Effect of mitomycin C (MMC) treatment in kidney organoids from WTC-11, WTC-11^FAN1+/−, and KIN patient hiPSCs. (A) Each kidney organoid was treated with 20 nM MMC. After 24 h or 48 h of incubation, each kidney organoid was stained with Ki67 antibody. Images with DAPI show nuclei positive for the Ki67 antibody.

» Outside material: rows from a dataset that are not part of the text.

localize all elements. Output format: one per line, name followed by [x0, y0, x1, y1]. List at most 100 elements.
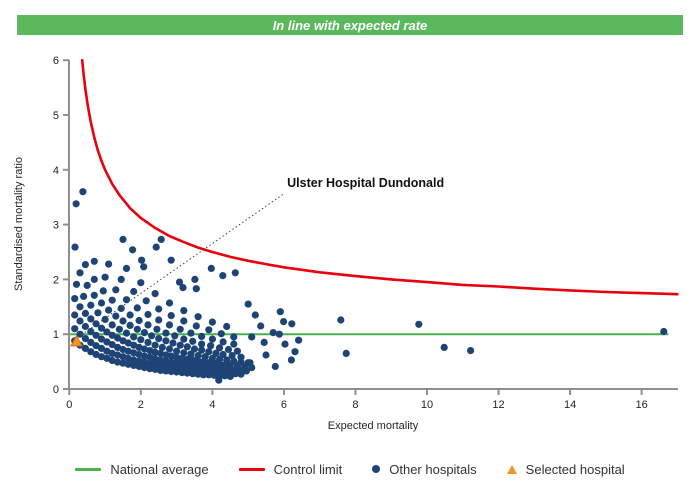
hospital-dot[interactable]	[189, 361, 197, 369]
hospital-dot[interactable]	[269, 329, 277, 337]
hospital-dot[interactable]	[87, 301, 95, 309]
hospital-dot[interactable]	[167, 352, 175, 360]
hospital-dot[interactable]	[162, 337, 170, 345]
hospital-dot[interactable]	[194, 313, 202, 321]
hospital-dot[interactable]	[156, 366, 165, 374]
hospital-dot[interactable]	[155, 316, 163, 324]
hospital-dot[interactable]	[144, 310, 152, 319]
hospital-dot[interactable]	[144, 338, 152, 346]
hospital-dot[interactable]	[180, 317, 188, 325]
hospital-dot[interactable]	[660, 327, 668, 336]
hospital-dot[interactable]	[92, 342, 100, 350]
hospital-dot[interactable]	[122, 296, 131, 304]
hospital-dot[interactable]	[176, 325, 184, 333]
hospital-dot[interactable]	[76, 330, 84, 338]
hospital-dot[interactable]	[122, 264, 131, 272]
hospital-dot[interactable]	[198, 332, 206, 340]
hospital-dot[interactable]	[140, 364, 148, 372]
hospital-dot[interactable]	[81, 322, 89, 331]
hospital-dot[interactable]	[173, 359, 181, 367]
hospital-dot[interactable]	[183, 343, 191, 351]
hospital-dot[interactable]	[130, 361, 138, 369]
hospital-dot[interactable]	[87, 348, 95, 356]
hospital-dot[interactable]	[114, 334, 122, 342]
hospital-dot[interactable]	[97, 335, 106, 343]
hospital-dot[interactable]	[133, 304, 141, 312]
hospital-dot[interactable]	[124, 354, 132, 362]
hospital-dot[interactable]	[205, 326, 213, 334]
hospital-dot[interactable]	[192, 285, 200, 293]
hospital-dot[interactable]	[140, 358, 148, 366]
hospital-dot[interactable]	[208, 318, 216, 326]
hospital-dot[interactable]	[287, 356, 295, 364]
hospital-dot[interactable]	[224, 345, 233, 354]
hospital-dot[interactable]	[101, 315, 109, 323]
hospital-dot[interactable]	[271, 362, 279, 371]
hospital-dot[interactable]	[165, 299, 174, 307]
hospital-dot[interactable]	[257, 322, 265, 330]
hospital-dot[interactable]	[129, 246, 137, 254]
hospital-dot[interactable]	[215, 376, 223, 384]
hospital-dot[interactable]	[165, 321, 174, 329]
hospital-dot[interactable]	[124, 339, 132, 347]
hospital-dot[interactable]	[155, 305, 163, 313]
hospital-dot[interactable]	[151, 341, 159, 349]
hospital-dot[interactable]	[124, 360, 132, 368]
hospital-dot[interactable]	[97, 344, 106, 352]
hospital-dot[interactable]	[189, 337, 197, 345]
hospital-dot[interactable]	[142, 297, 150, 305]
hospital-dot[interactable]	[192, 322, 200, 330]
hospital-dot[interactable]	[205, 348, 213, 356]
hospital-dot[interactable]	[108, 296, 116, 304]
hospital-dot[interactable]	[130, 287, 138, 296]
hospital-dot[interactable]	[207, 264, 215, 272]
hospital-dot[interactable]	[194, 357, 202, 365]
hospital-dot[interactable]	[71, 325, 79, 333]
hospital-dot[interactable]	[148, 332, 156, 340]
hospital-dot[interactable]	[165, 345, 174, 353]
hospital-dot[interactable]	[167, 358, 175, 366]
hospital-dot[interactable]	[72, 200, 80, 208]
hospital-dot[interactable]	[119, 317, 127, 325]
hospital-dot[interactable]	[155, 335, 163, 343]
hospital-dot[interactable]	[146, 365, 154, 373]
hospital-dot[interactable]	[281, 340, 289, 348]
hospital-dot[interactable]	[251, 311, 259, 319]
hospital-dot[interactable]	[178, 360, 186, 368]
hospital-dot[interactable]	[219, 338, 227, 346]
hospital-dot[interactable]	[440, 343, 448, 351]
hospital-dot[interactable]	[208, 335, 216, 343]
hospital-dot[interactable]	[71, 295, 79, 303]
hospital-dot[interactable]	[167, 363, 175, 371]
hospital-dot[interactable]	[230, 340, 238, 348]
hospital-dot[interactable]	[135, 316, 143, 325]
hospital-dot[interactable]	[231, 269, 239, 277]
hospital-dot[interactable]	[233, 347, 241, 355]
hospital-dot[interactable]	[115, 325, 123, 333]
hospital-dot[interactable]	[130, 356, 138, 364]
hospital-dot[interactable]	[191, 275, 199, 283]
hospital-dot[interactable]	[219, 272, 227, 280]
hospital-dot[interactable]	[108, 349, 116, 357]
hospital-dot[interactable]	[137, 336, 145, 344]
hospital-dot[interactable]	[71, 243, 79, 251]
hospital-dot[interactable]	[156, 349, 165, 357]
hospital-dot[interactable]	[262, 351, 270, 359]
hospital-dot[interactable]	[140, 329, 148, 337]
hospital-dot[interactable]	[108, 341, 116, 349]
hospital-dot[interactable]	[92, 331, 100, 339]
hospital-dot[interactable]	[117, 275, 125, 283]
hospital-dot[interactable]	[137, 279, 145, 287]
hospital-dot[interactable]	[105, 260, 113, 268]
hospital-dot[interactable]	[198, 340, 206, 348]
hospital-dot[interactable]	[180, 307, 188, 315]
hospital-dot[interactable]	[81, 335, 89, 343]
hospital-dot[interactable]	[167, 312, 175, 320]
hospital-dot[interactable]	[151, 290, 159, 298]
hospital-dot[interactable]	[90, 275, 98, 283]
hospital-dot[interactable]	[156, 361, 165, 369]
hospital-dot[interactable]	[130, 349, 138, 357]
hospital-dot[interactable]	[151, 348, 159, 356]
hospital-dot[interactable]	[223, 356, 231, 364]
hospital-dot[interactable]	[276, 308, 284, 316]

Scale bar = 50 or 100 μm. (B) Quantification of Ki67-positive cells in kidney organoids from WTC-11, WTC-11^FAN1+/−, and KIN patient hiPSCs. (C) Flow cytometry gating strategy illustrating a viable cell population being subgated to the level of podocalyxin+ (PODXL), lotus tetragonolobus lectin+ (LTL), or e-cadherin+ (ECAD) in kidney organoid cells from WTC-11, WTC-11^FAN1+/−, and the KIN patient hiPSCs, respectively, after treatment with MMC for 24 h or 48 h. (D–F) Quantification of percentage of viable cells in PODXL+, LTL+, or ECAD+ in cells from each kidney organoid. (G,H) Immunoblot analysis and its quantification of H2A.X in kidney organoids from WTC-11, WTC-11^FAN1+/−, and KIN patient hiPSCs after treatment with MMC for 24 h or 48 h. Data were normalized against the β-actin expression level. All data are presented as mean ± standard error. *, p < 0.05 vs. Nil group or 24 h MMC group.